The deeper system needs background agents. A research agent may search and parse sources. A coding agent may run in a VM. A verifier agent may inspect traces. A radio producer may sequence the next audio segment. A citation agent may retrieve prior relevant work. These agents require state, permissions, logs, rollback, provenance, and durable memory. None of that should be trapped inside a realtime voice model’s context window.

The distinction can be compressed:

Realtime models solve presence.

Multiagent systems solve search.

Artifact graphs solve memory.

A serious audio product needs all three, but they should not be collapsed into one thing.

The realtime model should handle the living edge of the interaction: speech, silence, timing, interruption, video, gesture, and attention. The background system should handle long-horizon cognition. The artifact graph should preserve what matters.

This makes the voice layer replaceable. Today it might be STT plus TTS. Tomorrow it might be a native full-duplex interaction model. Later it might be local, multimodal, always-on, and extremely good at timing. Fine. The front-end can improve.

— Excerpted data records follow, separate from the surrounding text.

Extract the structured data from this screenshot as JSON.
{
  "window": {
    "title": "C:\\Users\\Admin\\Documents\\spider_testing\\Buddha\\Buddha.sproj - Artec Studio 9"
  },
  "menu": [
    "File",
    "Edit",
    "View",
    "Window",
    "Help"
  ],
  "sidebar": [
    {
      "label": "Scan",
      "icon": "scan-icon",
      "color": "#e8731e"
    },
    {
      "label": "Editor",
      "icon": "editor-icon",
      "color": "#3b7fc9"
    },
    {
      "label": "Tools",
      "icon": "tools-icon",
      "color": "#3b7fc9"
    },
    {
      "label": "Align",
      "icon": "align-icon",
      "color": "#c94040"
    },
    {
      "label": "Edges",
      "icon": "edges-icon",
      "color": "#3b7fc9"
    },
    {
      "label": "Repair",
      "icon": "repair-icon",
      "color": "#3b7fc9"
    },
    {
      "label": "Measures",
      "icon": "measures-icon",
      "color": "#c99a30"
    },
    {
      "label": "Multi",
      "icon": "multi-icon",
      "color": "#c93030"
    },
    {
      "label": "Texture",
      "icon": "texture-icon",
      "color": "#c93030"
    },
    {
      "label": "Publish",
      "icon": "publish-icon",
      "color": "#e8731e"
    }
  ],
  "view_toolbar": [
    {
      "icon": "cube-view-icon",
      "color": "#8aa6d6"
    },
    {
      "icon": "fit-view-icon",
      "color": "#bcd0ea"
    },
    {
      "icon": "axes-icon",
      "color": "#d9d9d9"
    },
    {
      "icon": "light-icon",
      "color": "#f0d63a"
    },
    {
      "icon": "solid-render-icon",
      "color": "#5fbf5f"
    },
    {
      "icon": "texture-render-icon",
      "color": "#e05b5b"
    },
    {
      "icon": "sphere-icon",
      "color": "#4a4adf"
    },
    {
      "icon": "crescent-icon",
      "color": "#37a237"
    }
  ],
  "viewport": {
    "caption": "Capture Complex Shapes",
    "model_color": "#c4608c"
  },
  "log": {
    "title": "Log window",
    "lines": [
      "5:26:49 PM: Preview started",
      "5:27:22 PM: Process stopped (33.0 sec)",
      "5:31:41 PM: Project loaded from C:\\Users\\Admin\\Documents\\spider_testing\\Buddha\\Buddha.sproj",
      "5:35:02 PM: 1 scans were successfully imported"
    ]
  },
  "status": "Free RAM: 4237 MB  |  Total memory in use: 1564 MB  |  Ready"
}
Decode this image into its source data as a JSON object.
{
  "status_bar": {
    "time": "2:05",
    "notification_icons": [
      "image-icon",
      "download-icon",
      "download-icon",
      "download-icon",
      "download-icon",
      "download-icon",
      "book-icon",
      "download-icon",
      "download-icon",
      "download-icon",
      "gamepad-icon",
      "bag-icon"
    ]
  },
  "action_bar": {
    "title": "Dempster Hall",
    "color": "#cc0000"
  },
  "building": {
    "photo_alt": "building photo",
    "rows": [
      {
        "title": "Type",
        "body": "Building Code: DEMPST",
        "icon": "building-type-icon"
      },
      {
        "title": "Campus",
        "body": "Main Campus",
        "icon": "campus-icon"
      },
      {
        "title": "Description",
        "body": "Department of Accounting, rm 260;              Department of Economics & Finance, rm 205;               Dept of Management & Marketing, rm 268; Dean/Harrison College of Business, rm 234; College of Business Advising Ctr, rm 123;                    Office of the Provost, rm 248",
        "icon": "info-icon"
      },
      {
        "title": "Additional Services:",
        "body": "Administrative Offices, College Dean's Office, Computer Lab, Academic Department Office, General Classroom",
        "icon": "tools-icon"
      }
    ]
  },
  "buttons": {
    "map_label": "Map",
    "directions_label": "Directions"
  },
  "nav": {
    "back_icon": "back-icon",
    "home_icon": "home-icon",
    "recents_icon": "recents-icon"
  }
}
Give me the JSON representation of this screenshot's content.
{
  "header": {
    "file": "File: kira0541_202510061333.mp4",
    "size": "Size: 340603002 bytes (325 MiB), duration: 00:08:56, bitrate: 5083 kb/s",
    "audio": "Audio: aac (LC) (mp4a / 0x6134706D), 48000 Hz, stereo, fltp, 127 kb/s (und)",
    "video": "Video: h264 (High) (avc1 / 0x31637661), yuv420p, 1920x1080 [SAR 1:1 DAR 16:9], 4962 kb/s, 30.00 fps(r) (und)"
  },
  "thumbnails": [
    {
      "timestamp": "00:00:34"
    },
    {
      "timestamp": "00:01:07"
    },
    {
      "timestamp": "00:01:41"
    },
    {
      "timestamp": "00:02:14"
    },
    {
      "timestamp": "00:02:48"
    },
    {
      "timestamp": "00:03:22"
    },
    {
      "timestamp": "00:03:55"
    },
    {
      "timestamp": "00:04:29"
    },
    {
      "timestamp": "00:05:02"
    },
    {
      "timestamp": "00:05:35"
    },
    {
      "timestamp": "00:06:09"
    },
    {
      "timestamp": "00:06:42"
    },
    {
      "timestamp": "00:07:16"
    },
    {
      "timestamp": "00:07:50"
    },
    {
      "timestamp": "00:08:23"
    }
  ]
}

But the memory should not move.

If the product is built correctly, a better interaction model can be swapped into the edge without changing the deeper architecture. The user still has vtexts. The platform still has citations. The radio still plays original human voices. The agents still work on artifacts. The public graph still tracks provenance and future relevance.

The danger of realtime AI is that it makes presence feel like intelligence.

The opportunity is to let presence serve intelligence.

Choir should not become a talking robot. It should become a living artifact system that can speak.